Seit dem Frühneolithikum sind Siedlungen bekannt, die sich durch eine Ansammlung gleichzeitiger Häuser, einer ökonomischen Grundlage in der Landwirtschaft und gemeinsame Einrichtungen auszeichnen. Nach einer Definition des Dorfes, die auf ebendiese Kriterien abzielt, ist das „Dorf“ somit eine grundlegende Siedlungsform der Agrarkultur. Vorläufer des Dorfes ist der von Jägern und Sammlern mitunter nur saisonal aufgesuchte Wohnplatz. Gleichwohl sind in den Jahrtausenden der Vorgeschichte und des Mittelalters einige Veränderungen des Dorfes zu beobachten. Bedeutend scheint etwa die Entwicklung von der Tellsiedlung, die zu Beginn des Ackerbaus in Südosteuropa bis in den Donauraum verbreitet ist, zur Reihensiedlung und am Übergang zum Mittelneolithikum zur Streusiedlung mit lockerer, einheitlich orientierter Bebauung. Hier mögen kulturelle, soziale und wirtschaftliche Umwälzungen im Hintergrund stehen.
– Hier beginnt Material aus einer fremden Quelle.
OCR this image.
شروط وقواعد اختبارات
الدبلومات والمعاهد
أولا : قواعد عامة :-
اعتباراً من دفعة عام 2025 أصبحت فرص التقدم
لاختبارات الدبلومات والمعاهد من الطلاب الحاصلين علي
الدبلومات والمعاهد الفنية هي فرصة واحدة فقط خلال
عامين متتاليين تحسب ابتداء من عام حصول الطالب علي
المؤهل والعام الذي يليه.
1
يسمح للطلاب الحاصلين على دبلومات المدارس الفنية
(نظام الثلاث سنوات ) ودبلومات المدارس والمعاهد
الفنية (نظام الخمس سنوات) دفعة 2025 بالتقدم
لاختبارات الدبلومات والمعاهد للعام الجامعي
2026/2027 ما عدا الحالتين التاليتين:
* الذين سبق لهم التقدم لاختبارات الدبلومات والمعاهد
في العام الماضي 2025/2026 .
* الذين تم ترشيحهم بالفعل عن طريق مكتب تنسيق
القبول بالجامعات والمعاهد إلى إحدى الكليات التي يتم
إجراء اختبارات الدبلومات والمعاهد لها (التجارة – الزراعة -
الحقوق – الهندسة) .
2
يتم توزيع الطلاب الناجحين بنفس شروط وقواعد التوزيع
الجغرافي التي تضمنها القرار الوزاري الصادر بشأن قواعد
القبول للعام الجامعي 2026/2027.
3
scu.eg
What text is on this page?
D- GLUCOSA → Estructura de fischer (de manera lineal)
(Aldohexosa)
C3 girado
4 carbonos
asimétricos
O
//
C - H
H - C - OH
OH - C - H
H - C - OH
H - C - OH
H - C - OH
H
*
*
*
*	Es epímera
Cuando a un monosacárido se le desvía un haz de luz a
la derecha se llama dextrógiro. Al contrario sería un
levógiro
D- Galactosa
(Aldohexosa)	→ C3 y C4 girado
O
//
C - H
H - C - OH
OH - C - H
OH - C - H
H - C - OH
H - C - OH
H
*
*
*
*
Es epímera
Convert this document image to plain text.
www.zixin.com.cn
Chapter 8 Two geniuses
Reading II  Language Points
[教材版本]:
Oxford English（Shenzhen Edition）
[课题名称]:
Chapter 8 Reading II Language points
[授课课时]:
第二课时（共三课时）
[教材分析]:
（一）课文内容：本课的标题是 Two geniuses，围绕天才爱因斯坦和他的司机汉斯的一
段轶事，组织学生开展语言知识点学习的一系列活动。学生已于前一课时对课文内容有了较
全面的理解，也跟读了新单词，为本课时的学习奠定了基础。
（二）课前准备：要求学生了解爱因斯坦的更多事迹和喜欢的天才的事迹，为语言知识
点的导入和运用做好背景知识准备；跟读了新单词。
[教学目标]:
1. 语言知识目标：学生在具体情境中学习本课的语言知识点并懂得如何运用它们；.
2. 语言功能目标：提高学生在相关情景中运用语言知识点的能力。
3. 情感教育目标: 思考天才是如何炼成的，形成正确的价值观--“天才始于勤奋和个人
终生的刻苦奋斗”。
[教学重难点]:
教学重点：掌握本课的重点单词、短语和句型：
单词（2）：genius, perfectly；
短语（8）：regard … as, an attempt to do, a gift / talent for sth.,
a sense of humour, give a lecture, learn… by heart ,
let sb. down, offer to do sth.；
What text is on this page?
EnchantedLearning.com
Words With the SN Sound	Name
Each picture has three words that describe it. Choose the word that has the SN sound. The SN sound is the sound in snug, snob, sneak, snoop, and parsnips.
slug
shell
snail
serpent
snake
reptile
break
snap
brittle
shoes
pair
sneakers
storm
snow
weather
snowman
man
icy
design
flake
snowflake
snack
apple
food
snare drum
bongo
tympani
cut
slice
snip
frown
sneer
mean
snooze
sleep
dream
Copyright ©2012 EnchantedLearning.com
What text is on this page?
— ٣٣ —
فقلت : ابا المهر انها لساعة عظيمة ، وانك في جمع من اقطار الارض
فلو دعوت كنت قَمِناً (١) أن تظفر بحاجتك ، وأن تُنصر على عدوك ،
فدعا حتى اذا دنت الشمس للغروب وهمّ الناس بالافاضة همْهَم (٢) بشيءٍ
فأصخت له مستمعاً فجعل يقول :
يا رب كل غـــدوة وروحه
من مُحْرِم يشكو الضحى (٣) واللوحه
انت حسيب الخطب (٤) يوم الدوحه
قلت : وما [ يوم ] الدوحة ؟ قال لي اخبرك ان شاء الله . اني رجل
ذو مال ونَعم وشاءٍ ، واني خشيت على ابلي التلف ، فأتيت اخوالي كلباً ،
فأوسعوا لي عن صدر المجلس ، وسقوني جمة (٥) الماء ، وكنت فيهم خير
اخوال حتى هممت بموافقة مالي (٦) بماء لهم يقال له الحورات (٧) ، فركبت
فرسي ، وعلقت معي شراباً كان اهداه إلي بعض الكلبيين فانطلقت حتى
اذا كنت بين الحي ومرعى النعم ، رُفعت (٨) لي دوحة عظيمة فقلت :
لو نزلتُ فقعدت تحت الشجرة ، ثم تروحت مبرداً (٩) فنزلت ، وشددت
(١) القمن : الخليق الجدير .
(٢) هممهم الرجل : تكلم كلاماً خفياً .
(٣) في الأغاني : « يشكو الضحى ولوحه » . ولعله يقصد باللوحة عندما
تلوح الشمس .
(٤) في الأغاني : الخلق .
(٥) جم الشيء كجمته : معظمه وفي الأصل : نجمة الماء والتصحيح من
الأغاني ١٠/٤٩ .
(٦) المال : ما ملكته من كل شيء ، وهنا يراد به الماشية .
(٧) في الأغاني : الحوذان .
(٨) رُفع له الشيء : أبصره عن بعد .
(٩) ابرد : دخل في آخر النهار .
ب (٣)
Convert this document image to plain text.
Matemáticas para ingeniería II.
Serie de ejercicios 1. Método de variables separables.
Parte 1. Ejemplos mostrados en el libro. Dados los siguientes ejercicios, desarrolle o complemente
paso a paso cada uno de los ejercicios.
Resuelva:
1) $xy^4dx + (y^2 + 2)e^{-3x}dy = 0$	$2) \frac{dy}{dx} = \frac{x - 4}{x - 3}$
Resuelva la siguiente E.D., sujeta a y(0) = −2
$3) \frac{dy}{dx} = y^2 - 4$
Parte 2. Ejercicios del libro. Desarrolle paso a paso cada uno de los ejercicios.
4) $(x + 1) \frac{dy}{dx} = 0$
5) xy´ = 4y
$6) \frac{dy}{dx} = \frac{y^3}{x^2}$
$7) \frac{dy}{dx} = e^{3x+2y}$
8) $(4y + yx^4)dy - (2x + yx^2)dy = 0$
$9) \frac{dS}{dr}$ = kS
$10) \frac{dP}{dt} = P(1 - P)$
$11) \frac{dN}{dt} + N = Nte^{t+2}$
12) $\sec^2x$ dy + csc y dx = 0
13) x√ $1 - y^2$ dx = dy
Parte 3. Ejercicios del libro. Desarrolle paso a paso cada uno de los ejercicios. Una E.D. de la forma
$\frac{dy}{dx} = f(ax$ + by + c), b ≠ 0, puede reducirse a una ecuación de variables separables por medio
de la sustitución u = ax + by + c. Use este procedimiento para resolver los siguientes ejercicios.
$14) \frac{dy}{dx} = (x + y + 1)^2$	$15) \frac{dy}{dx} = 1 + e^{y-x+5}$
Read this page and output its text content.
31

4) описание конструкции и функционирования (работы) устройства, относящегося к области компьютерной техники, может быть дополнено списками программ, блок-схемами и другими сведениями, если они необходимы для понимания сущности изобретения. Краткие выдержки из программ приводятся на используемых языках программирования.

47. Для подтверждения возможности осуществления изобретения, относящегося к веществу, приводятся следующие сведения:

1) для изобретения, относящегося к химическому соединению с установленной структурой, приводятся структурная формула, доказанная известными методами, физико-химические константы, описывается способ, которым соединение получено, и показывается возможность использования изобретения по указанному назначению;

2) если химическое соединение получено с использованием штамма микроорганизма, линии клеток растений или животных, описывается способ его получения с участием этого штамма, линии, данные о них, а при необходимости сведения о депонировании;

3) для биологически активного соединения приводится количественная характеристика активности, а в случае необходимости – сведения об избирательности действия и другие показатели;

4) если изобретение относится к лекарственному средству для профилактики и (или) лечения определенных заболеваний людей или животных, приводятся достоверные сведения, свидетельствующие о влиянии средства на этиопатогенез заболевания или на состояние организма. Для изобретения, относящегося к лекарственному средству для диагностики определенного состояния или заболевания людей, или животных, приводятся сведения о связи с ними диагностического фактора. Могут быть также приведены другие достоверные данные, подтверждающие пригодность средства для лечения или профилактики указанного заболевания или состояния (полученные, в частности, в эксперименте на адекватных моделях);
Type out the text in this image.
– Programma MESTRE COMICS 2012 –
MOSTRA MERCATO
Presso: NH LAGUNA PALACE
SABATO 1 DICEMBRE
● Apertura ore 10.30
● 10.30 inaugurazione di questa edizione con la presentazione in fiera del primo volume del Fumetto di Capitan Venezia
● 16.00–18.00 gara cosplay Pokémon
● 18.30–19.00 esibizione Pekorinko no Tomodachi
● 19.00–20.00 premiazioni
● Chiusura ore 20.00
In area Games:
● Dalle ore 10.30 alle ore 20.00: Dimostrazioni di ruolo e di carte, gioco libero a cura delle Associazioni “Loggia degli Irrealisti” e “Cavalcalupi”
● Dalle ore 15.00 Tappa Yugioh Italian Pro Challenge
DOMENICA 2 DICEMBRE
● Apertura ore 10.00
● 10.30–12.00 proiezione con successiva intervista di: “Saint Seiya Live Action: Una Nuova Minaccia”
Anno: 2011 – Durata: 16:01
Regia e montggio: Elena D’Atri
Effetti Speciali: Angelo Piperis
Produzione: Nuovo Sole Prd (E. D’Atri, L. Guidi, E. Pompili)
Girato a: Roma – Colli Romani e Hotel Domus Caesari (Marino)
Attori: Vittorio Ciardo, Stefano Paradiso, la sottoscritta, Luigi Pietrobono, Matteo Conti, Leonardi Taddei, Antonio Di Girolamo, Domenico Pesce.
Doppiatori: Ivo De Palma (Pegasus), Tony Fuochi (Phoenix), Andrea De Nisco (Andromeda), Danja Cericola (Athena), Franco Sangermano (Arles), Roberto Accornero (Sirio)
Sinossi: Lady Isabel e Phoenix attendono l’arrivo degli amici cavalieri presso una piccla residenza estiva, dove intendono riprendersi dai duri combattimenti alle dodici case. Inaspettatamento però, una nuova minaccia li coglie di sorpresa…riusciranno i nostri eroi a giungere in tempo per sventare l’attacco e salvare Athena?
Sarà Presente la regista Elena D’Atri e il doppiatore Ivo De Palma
Dörfliche Siedlungen waren in Mitteleuropa bereits in frühgeschichtlicher Zeit verbreitet. In der Römerzeit trat neben das Dorf die "villa", das Landgut. Auch die Landnahme germanischer und slawischer Völkerschaften brachte eine Vielfalt ländlicher Siedlungsformen hervor. Zwar überwogen anfangs Kleinsiedlungen, es sind aber auch schon für das 6. und 7. Jahrhundert größere Gruppensiedlungen nachgewiesen. Ihre Bezeichnung als Dorf oder als Gehöftesiedlung hängt von der Definition ab, etwa von der Frage, ob Gemeinschaftseinrichtungen wie Straßen, Plätze oder Brunnen bestanden. Häuser und gehöfte, damit das Siedlungsgefüge insgesamt waren unabhängig von der Größe der orte instabil, teils wurden ganze Dörfer im Nahbereich verschoben. Erst im Hochmittelalter nahmen die Dörfer festere Gestalt an, was aber die Aufgabe ganzer Siedlungen (Ortswüstungen) noch immer nicht ausschloss. (Troßbach/Zimmermann)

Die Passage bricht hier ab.